UCF STIG Viewer Logo

The WebSphere Application Server must periodically regenerate LTPA keys.


Overview

Finding ID Version Rule ID IA Controls Severity
V-81383 WBSP-AS-001530 SV-96097r1_rule Low
Description
The encryption of authentication information that is exchanged between servers involves the Lightweight Third-Party Authentication (LTPA) mechanism. LTPA utilizes encryption keys, if LTPA is utilized, the LTPA keys must be regenerated on a regular basis. The time period must be defined, documented and accepted by the ISSO but must be performed at least annually.

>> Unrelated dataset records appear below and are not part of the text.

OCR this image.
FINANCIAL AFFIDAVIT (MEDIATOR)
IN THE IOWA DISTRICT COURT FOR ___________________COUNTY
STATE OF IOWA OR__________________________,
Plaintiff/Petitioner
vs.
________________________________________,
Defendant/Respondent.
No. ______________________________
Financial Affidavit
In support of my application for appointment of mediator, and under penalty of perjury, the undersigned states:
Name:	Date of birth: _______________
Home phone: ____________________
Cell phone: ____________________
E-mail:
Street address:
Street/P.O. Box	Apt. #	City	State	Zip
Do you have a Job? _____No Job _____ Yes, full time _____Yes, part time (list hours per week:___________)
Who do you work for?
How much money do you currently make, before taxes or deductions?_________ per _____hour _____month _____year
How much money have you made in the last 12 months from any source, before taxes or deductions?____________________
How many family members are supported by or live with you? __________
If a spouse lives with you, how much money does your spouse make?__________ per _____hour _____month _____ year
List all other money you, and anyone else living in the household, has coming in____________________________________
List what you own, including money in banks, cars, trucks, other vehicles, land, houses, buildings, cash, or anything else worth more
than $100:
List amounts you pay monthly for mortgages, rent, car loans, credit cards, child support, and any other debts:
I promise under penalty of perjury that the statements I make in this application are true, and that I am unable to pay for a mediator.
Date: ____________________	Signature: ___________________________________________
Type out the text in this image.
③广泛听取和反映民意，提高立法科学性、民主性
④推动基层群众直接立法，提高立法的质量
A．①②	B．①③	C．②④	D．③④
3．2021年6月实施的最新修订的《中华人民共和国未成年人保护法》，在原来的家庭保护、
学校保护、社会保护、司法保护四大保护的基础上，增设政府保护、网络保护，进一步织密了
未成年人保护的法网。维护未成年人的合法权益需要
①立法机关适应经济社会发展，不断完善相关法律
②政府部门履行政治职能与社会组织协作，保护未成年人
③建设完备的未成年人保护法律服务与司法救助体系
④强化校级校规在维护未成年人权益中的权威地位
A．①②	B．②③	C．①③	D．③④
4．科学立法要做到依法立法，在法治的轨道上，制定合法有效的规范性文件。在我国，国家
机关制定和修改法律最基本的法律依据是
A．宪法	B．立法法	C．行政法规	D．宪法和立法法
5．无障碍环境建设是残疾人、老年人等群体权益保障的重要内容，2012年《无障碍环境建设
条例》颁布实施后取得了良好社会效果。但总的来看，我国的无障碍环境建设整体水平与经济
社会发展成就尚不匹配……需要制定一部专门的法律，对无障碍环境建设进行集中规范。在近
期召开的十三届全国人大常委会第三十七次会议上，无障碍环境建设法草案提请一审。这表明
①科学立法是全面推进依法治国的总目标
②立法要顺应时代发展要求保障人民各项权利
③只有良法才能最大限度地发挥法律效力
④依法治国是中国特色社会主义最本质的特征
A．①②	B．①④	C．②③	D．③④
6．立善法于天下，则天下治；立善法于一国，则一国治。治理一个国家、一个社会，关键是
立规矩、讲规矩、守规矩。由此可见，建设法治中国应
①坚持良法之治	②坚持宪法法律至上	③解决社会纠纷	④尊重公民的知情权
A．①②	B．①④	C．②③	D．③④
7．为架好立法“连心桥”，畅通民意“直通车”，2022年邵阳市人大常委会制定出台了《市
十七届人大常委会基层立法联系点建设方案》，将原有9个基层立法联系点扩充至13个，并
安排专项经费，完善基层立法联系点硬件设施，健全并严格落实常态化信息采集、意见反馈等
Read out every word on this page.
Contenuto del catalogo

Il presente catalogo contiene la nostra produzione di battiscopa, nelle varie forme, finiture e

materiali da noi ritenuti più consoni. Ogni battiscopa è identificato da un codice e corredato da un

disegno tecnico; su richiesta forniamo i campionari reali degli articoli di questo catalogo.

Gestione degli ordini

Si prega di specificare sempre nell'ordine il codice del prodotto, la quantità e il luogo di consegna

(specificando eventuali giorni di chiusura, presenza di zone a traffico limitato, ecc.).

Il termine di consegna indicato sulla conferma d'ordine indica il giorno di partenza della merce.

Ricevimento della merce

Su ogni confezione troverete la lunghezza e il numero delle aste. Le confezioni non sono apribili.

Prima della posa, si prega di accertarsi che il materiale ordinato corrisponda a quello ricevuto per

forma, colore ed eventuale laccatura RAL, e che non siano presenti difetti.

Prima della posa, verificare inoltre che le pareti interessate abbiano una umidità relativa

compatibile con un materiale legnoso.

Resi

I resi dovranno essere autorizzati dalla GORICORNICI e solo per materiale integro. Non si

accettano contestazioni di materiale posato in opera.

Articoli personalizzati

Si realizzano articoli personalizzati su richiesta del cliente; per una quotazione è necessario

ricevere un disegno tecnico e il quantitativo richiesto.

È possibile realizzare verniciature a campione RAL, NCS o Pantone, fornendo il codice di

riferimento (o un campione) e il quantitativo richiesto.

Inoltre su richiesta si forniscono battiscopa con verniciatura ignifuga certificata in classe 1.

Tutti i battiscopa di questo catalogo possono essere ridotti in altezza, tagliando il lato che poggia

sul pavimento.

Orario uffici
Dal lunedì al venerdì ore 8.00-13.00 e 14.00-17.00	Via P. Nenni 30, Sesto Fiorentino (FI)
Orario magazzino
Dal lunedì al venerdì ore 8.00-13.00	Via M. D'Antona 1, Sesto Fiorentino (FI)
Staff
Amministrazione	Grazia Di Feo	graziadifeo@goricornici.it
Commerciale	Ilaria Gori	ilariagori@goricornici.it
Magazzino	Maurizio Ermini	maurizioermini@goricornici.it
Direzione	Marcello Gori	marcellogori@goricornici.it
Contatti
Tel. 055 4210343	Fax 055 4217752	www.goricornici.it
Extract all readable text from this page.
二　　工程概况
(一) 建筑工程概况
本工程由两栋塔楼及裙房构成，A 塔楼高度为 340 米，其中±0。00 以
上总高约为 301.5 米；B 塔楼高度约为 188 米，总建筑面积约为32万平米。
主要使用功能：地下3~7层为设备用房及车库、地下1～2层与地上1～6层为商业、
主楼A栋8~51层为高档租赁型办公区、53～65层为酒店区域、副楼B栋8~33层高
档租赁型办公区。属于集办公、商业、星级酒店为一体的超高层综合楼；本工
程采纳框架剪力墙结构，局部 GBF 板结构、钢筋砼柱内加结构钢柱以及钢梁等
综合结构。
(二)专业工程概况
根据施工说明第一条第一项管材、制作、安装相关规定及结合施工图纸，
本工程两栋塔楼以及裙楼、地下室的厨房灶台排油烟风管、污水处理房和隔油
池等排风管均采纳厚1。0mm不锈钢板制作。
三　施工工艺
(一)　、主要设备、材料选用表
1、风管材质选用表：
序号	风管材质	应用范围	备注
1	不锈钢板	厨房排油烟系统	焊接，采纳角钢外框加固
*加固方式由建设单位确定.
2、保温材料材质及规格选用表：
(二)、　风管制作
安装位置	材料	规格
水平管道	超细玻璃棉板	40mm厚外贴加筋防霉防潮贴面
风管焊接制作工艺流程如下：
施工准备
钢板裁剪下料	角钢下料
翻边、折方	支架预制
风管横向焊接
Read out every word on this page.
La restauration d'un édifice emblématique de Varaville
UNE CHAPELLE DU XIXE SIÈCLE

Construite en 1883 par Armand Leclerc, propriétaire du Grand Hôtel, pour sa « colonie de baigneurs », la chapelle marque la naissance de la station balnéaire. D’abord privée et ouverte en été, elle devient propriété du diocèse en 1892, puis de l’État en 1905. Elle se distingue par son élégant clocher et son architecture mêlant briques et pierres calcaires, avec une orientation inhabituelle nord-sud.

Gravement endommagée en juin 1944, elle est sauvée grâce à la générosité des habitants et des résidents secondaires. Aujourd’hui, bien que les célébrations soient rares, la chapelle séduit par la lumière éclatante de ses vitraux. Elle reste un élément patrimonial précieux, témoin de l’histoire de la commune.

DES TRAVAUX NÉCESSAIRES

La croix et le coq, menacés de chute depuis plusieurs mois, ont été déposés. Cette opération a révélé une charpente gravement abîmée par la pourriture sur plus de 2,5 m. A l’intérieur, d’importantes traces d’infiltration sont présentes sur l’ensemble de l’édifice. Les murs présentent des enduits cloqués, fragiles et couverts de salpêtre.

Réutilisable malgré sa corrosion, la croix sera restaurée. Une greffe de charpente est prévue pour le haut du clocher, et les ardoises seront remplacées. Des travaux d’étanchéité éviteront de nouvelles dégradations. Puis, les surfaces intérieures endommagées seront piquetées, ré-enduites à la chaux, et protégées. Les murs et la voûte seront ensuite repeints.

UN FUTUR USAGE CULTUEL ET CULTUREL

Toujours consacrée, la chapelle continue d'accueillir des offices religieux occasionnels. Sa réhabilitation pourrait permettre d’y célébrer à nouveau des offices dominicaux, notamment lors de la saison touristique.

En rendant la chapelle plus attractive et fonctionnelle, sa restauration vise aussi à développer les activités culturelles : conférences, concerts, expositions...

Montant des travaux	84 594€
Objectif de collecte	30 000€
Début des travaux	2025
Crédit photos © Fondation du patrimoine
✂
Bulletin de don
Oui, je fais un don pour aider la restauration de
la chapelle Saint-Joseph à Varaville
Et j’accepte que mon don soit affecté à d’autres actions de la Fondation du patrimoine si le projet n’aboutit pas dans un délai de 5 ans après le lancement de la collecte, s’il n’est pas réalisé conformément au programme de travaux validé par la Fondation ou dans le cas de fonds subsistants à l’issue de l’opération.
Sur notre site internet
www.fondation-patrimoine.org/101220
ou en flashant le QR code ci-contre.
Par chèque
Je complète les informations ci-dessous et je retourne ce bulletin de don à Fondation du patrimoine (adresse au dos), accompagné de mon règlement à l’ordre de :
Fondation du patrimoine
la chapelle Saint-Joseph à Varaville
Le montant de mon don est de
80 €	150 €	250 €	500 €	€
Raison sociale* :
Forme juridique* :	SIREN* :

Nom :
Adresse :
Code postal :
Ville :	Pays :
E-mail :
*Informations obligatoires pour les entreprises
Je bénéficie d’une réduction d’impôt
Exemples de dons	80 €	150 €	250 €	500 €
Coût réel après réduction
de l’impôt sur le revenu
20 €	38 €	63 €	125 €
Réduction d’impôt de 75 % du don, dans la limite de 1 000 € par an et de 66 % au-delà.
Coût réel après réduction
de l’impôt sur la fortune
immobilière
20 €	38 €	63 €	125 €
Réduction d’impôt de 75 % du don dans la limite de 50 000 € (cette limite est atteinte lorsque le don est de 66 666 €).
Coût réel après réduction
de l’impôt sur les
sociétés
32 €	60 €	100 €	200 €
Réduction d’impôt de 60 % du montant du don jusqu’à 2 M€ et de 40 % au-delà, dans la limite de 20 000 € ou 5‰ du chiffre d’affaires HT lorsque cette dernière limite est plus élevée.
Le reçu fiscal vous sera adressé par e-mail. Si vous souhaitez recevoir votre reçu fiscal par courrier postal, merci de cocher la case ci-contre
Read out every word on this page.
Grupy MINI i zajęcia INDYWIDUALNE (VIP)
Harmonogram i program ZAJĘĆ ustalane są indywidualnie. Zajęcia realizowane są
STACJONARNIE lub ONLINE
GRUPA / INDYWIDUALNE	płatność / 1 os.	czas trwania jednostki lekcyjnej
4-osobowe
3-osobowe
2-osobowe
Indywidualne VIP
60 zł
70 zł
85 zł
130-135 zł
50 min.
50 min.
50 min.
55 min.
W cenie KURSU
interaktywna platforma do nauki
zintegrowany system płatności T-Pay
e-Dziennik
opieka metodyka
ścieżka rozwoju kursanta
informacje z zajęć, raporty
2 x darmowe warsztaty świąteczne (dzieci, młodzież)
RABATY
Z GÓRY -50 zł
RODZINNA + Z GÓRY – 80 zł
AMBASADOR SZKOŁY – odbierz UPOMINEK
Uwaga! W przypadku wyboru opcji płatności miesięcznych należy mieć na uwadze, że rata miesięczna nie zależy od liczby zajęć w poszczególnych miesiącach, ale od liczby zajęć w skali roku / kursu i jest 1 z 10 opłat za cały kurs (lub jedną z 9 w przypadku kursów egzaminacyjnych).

Note: If LTPA keys are shared across cells, you must export the keys from the cell where the keys have been regenerated, and import into the cells whose keys have not changed. Instructions for managing the LTPA keys is provided here: https://www.ibm.com/support/knowledgecenter/en/SSAW57_9.0.0/com.ibm.websphere.nd.multiplatform.doc/ae/tsec_sslmanagelptakeys.html
STIG Date
IBM WebSphere Traditional V9.x Security Technical Implementation Guide 2018-08-24

Details

Check Text ( C-81093r1_chk )
If LTPA is not utilized, this is not applicable.

Request the documented process to manually regenerate the LTPA keys.

The time period for regeneration must be defined, documented and accepted by the ISSO but must be performed at least annually.

Review documented process for LTPA key regeneration.

If there is no process to regenerate LTPA keys periodically, this is a finding.
Fix Text (F-88169r1_fix)
These steps must be documented and then executed during the down time scheduled for periodic LTPA key regeneration.

The time period must be defined, documented and accepted by the ISSO but must be performed at least annually.

Navigate to Security >> SSL Certificate and Key Management >> Key set groups.

Check "CellLTPAKeySetGroup".

Click "Generate Keys".

Click "Save".

Then synchronize the changes to all nodes.